Reluctantly I grabbed by box and made my way down the stairs. I saw my father setting on the floor of the great room puffing on his pipe and looking about the house. I saw in his eye, the same sort of sadness I felt in my heart as he scanned the corners of the room.

“You’re done then?” he sighed as he saw me standing at the base of the stairs.

“Yes.” I wanted to plead with him one more time to stop this foolishness, yet it was the only word that would come from my lips.

“Go get in the steamer, its time we were gone.”

And so it was that I was no longer a part of the Village. No great ceremony, no night of revelation, simply finding a place to set down with my box containing all that I was and a slow procession out of that which was my life.

By mid day, the sun had gotten blinding so I reached into my box and pulled out my rose glasses. They had always made everything so much better and less complicated, however this time, they did nothing at all.
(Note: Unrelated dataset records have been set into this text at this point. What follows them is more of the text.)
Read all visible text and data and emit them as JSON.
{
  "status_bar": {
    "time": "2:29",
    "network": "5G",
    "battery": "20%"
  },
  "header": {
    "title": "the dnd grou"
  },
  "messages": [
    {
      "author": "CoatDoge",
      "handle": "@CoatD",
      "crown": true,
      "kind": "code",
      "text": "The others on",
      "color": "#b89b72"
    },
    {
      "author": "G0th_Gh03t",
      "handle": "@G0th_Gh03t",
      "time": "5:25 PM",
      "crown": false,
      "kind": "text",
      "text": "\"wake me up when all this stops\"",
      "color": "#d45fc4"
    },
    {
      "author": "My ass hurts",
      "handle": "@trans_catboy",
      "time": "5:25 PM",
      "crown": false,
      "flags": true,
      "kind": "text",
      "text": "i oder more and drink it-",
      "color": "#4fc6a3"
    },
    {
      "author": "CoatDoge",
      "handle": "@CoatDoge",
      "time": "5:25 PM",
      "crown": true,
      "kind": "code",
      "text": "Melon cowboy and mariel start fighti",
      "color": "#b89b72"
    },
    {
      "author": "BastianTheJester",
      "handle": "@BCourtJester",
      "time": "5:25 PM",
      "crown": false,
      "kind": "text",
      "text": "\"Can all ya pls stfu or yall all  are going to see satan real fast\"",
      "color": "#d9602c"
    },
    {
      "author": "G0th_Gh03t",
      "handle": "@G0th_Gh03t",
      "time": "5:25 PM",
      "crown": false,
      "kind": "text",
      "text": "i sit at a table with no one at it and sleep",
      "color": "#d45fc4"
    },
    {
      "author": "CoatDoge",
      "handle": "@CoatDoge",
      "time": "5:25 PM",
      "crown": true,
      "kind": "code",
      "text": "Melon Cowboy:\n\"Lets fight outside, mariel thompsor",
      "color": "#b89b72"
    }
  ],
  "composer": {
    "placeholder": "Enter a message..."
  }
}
They did not make the sun less bright or less blistering. The tree’s by the roadside did not look as green as the tree’s back home. The small ponds and rivers we passed were a dirty brown, not blue or clear and pure. My glasses had somehow broken and were of no use to me any longer.

With a great swelling of sadness, I took them from my face and carefully placed them in the box of my belongings. The magic of the Village had faded. There was nothing I could do about that, it was gone as much as we were no longer a part of it and try as I might, I could not feel that bond to hearth and home.

I was wrong, something had changed my world, and I was lesser for it.